Utilità marginale ponderata


Immaginiamo per semplicità che esistano sul mercato due soli beni, il pane e il formaggio, e che i gusti del consumatore siano riassunti di seguito:

utilità marginale del pane (UMap) 100 93 78 70 65
utilità marginale del formaggio (UMaf) 80 75 63 50 45


Supponiamo inoltre che il consumatore abbia a disposizione un reddito di 5 euro e che il prezzo tanto del pane quanto del formaggio sia pari a 1 euro.

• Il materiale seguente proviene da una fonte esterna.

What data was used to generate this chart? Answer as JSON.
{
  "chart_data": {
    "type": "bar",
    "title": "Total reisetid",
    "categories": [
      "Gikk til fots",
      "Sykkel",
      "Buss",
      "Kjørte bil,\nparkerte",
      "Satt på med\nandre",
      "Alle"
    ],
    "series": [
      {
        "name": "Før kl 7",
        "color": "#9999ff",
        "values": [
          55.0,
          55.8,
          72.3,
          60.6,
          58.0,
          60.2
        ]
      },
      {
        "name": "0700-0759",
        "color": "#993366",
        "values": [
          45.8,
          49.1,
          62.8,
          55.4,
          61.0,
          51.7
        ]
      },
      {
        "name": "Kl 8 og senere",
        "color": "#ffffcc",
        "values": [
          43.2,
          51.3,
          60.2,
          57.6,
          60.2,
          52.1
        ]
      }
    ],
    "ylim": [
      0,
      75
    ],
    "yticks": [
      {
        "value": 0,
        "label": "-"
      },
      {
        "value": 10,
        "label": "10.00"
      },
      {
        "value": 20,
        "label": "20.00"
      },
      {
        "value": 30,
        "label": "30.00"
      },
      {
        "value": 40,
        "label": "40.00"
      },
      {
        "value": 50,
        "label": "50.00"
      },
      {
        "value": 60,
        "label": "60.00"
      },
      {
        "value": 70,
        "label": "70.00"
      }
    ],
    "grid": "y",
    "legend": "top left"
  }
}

Il consumatore spenderà il primo euro nell'acquisto di una porzione di pane, che gli fornisce un'utilità pari a 100 e lo stesso farà con il secondo euro, ricavandone un'utilità pari a 93. Il terzo euro invece sarà speso nell'acquisto di una porzione di formaggio che può fornire un'utilità pari a 80, mentre l'utilità che si può ricavare dalla terza porzione di pane è solo 78. Il quarto euro sarà di nuovo speso nell'acquisto di pane, mentre l'ultima moneta servirà per acquistare formaggio. Siamo così in grado di stabilire che il consumatore ha speso il proprio reddito acquistando tre porzioni di pane e due porzioni di formaggio.
Estendiamo ora il ragionamento al caso più realistico in cui i beni vengano venduti a prezzi diversi. Immaginiamo, ad esempio, che a causa della concorrenza due beni, dall’identico valore, siano effettivamente venduti in base a due prezzi diversi.
Questo scenario, purtroppo molto frequente, dà vita al fenomeno del dumping e compromette il principio di libera concorrenza nel mercato produttivo.